The presenter, who has joked about his ham-fisted, "Keith Floydish" foray into Vietnamese food, called Danny Cohen, director of television at the corporation, even though Top Gear producer Oisin Tymon had not made a complaint.
It is understood Clarkson, 54, hoped this would draw a line under the matter - "not least for the sake of the hundreds of people standing by to carry on with the rest of the show," according to his friend AA Gill.
"It was Jeremy who handed himself in. He ... explained he had lost his rag after a difficult and tiring day," the food critic wrote in The Sunday Times.
Gill praised his "mate" as a hard-working broadcaster who had earned the BBC "hundreds of millions" and slammed Mr Cohen's investigation into the row as "preposterous and ponderous".
He said: "Jeremy reported the incident. It was over the absence of hot food at the end of a long and frustrating day with the prospect of another early start in the morning.
"The producer, Oisin Tymon, had not made a complaint. Jeremy called Danny Cohen, the director of BBC television, directly and explained he had lost his rag.
"Cohen had a choice: to do the right thing or the bureaucratic thing, but at the BBC no good intention goes unquestioned."
He added: "People work long hours with a great deal of stress, and small things - almost invariably food - are tetchy trip-wires.
"Whatever did happen, in mitigation to Jeremy, nobody works harder or under more stress than he."
Mr Cohen suspended Clarkson and cancelled the next three episodes of the BBC2 programme after reportedly hearing that Clarkson threw a punch at Mr Tymon.

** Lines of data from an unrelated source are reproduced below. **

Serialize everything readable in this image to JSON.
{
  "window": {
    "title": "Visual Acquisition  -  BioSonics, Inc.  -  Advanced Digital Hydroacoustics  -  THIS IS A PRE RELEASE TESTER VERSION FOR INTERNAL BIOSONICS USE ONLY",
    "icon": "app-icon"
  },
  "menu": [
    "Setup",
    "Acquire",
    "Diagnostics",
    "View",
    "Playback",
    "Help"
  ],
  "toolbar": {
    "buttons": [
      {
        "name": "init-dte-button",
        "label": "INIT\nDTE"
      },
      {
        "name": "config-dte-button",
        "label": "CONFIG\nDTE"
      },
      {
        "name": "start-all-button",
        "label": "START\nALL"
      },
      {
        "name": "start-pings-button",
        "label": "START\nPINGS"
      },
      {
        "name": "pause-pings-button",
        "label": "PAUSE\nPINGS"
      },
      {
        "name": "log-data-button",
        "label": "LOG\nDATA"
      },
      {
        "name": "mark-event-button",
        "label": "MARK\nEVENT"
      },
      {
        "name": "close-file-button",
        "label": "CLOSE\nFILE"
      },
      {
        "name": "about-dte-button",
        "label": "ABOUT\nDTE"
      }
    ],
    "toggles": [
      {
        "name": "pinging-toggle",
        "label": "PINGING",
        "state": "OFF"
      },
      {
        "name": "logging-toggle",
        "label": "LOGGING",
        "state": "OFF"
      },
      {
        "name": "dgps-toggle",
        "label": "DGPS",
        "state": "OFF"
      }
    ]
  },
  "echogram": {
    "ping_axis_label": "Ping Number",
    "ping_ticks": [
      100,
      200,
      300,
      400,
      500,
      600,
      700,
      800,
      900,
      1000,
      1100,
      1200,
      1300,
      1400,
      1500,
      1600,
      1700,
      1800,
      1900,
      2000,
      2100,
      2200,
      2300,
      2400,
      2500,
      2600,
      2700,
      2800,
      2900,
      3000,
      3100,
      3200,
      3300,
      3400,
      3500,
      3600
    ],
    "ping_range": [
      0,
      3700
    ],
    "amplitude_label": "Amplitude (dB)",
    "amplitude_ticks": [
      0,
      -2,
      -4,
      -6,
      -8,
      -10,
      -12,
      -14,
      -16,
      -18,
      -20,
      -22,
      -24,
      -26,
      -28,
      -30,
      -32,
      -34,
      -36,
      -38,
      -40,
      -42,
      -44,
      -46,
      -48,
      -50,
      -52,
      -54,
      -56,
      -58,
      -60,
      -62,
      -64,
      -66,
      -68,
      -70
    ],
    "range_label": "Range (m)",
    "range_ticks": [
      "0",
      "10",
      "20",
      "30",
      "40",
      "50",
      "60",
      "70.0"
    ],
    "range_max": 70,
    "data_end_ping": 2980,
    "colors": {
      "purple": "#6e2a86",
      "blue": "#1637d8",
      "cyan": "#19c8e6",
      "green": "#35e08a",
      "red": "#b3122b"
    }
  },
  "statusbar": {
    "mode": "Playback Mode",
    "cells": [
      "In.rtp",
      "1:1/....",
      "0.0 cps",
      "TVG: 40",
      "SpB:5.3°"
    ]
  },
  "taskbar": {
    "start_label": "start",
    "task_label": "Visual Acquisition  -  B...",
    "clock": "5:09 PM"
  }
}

He also announced an inquiry into the incident, due to begin on Monday.
It will be led by Ken MacQuarrie, the head of BBC Scotland, who carried out the investigation into Newsnight's false expose of Lord McAlpine.

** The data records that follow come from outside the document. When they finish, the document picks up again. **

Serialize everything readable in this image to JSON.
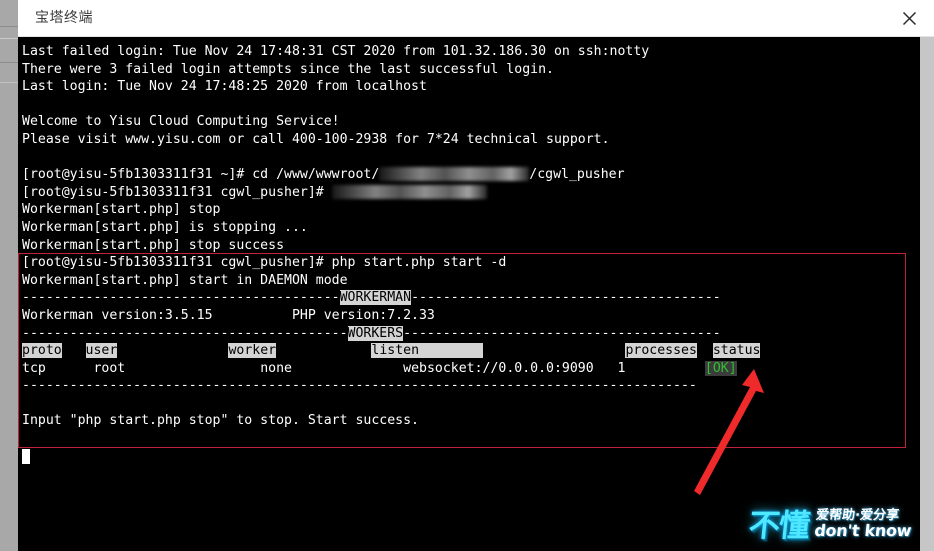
{
  "window": {
    "title": "宝塔终端",
    "close_label": "×",
    "close_icon": "close-icon"
  },
  "terminal": {
    "prompt_host": "[root@yisu-5fb1303311f31",
    "lines": [
      {
        "type": "text",
        "text": "Last failed login: Tue Nov 24 17:48:31 CST 2020 from 101.32.186.30 on ssh:notty"
      },
      {
        "type": "text",
        "text": "There were 3 failed login attempts since the last successful login."
      },
      {
        "type": "text",
        "text": "Last login: Tue Nov 24 17:48:25 2020 from localhost"
      },
      {
        "type": "blank",
        "text": ""
      },
      {
        "type": "text",
        "text": "Welcome to Yisu Cloud Computing Service!"
      },
      {
        "type": "text",
        "text": "Please visit www.yisu.com or call 400-100-2938 for 7*24 technical support."
      },
      {
        "type": "blank",
        "text": ""
      },
      {
        "type": "cmd_redacted_path",
        "prefix": "[root@yisu-5fb1303311f31 ~]# cd /www/wwwroot/",
        "suffix": "/cgwl_pusher"
      },
      {
        "type": "cmd_redacted_tail",
        "prefix": "[root@yisu-5fb1303311f31 cgwl_pusher]# ",
        "suffix": ""
      },
      {
        "type": "text",
        "text": "Workerman[start.php] stop"
      },
      {
        "type": "text",
        "text": "Workerman[start.php] is stopping ..."
      },
      {
        "type": "text",
        "text": "Workerman[start.php] stop success"
      },
      {
        "type": "text",
        "text": "[root@yisu-5fb1303311f31 cgwl_pusher]# php start.php start -d"
      },
      {
        "type": "text",
        "text": "Workerman[start.php] start in DAEMON mode"
      }
    ],
    "banner": {
      "workerman_dash_left": "----------------------------------------",
      "workerman_label": "WORKERMAN",
      "workerman_dash_right": "---------------------------------------",
      "version_line": "Workerman version:3.5.15          PHP version:7.2.33",
      "workerman_version": "3.5.15",
      "php_version": "7.2.33",
      "workers_dash_left": "-----------------------------------------",
      "workers_label": "WORKERS",
      "workers_dash_right": "----------------------------------------",
      "bottom_dash": "-------------------------------------------------------------------------------------"
    },
    "table": {
      "columns": [
        "proto",
        "user",
        "worker",
        "listen",
        "processes",
        "status"
      ],
      "rows": [
        {
          "proto": "tcp",
          "user": "root",
          "worker": "none",
          "listen": "websocket://0.0.0.0:9090",
          "processes": "1",
          "status": "[OK]"
        }
      ]
    },
    "footer_line": "Input \"php start.php stop\" to stop. Start success.",
    "cursor": "block"
  },
  "annotation": {
    "arrow_color": "#ee2a2a",
    "box_color": "#c0223a",
    "arrow_target": "status-ok-cell"
  },
  "watermark": {
    "mark": "不懂",
    "tagline_cn": "爱帮助·爱分享",
    "tagline_en": "don't know",
    "color": "#4fe8ff"
  }
}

Writing in The Sunday Times, Clarkson described himself as a "not very interesting fat man" and joked about retirement while he awaits the disciplinary hearing.
"We read often about active and busy people who die the day after they retire because they simply can't cope with the concept of relaxation," he said.

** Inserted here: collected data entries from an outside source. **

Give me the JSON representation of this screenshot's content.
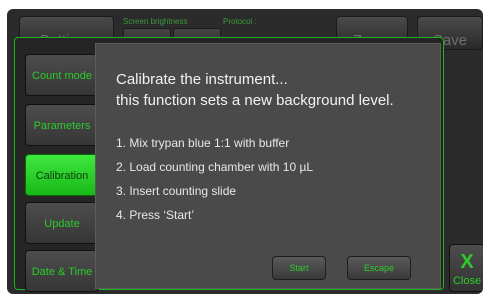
{
  "topbar": {
    "settings_label": "Settings",
    "brightness_label": "Screen brightness",
    "protocol_label": "Protocol :",
    "zoom_label": "Zoom",
    "save_label": "Save"
  },
  "sidebar": {
    "items": [
      {
        "label": "Count mode"
      },
      {
        "label": "Parameters"
      },
      {
        "label": "Calibration",
        "active": true
      },
      {
        "label": "Update"
      },
      {
        "label": "Date & Time"
      }
    ]
  },
  "dialog": {
    "title": "Calibrate the instrument...",
    "subtitle": "this function sets a new background level.",
    "steps": [
      "1. Mix trypan blue 1:1 with buffer",
      "2. Load counting chamber with 10 µL",
      "3. Insert counting slide",
      "4. Press ‘Start’"
    ],
    "start_label": "Start",
    "escape_label": "Escape"
  },
  "close": {
    "icon_glyph": "X",
    "label": "Close"
  },
  "colors": {
    "accent_green": "#1fb51f",
    "active_green": "#3fe83f",
    "dialog_bg": "#4a4a4a"
  }
}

"So as I seem to have a bit of time on my hands at the moment, I thought it would be a good idea to take up some kind of hobby.
"I began by watching daytime television, and soon felt myself starting to slip away. So I turned over to the news and it was all about a not very interesting fat man who had been suspended from his not very important job.
"But watching the fat man made me hungry and that's when the penny dropped: I'd take up cooking."
He added: "I decided to get ambitious and cook the most delicious thing I've eaten in my life: a pho ... a Vietnamese noodle soup that contains about 128 ingredients."
However, after tucking into wine while waiting for the beef broth to cook and adding chillies "that sat on the Scoville scale just above lava" he went to bed "hungry, drunk and with an ulcerated, gangrenous mouth".
Following his comments on Saturday that the time may have come for him to leave Top Gear, was he hinting at a possible new career as a restaurant critic?
"My new hobby is called 'going out to restaurants and letting people who know what they're doing cook my food," he wrote at the end of his column.
The BBC investigation will try to establish what happened on the night of 4 March at the Simonstone Hall hotel in Hawes, North Yorkshire, after Clarkson was told the chef had stopped serving hot food.
It will also take into account Clarkson's other controversies of the past two years, and could take weeks until his fate is decided.
The delay already appears to have irked fellow Top Gear presenter James May, who tweeted on Saturday: "So; it's been a week, and still no answer. How exactly do you pronounce 'fracas'?"
Nearly one million people have signed a petition calling for Clarkson to be reinstated, but not everyone at the BBC wants him back.
The BBC's in-house magazine, Ariel, published a letter from a receptionist at BBC Oxford that reflects the mood of some staff.
Pat Noel argued "there are only so many warnings the BBC can give one person. There is a lot of great talent in the BBC; let's not make one man a god."
Last month, the BBC approved its new bullying and harassment grievance policy, agreed with unions, and some are seeing allegations that Clarkson threw a punch at a producer as a test case.
Luke Crawley, assistant general secretary of the broadcast and workers' union Bectu, told The Observer: "If it turns out that the allegations are true, then the BBC must take a very firm line.
"Otherwise it seems to be open season for star presenters taking a pop at staff. This is a pretty serious test case."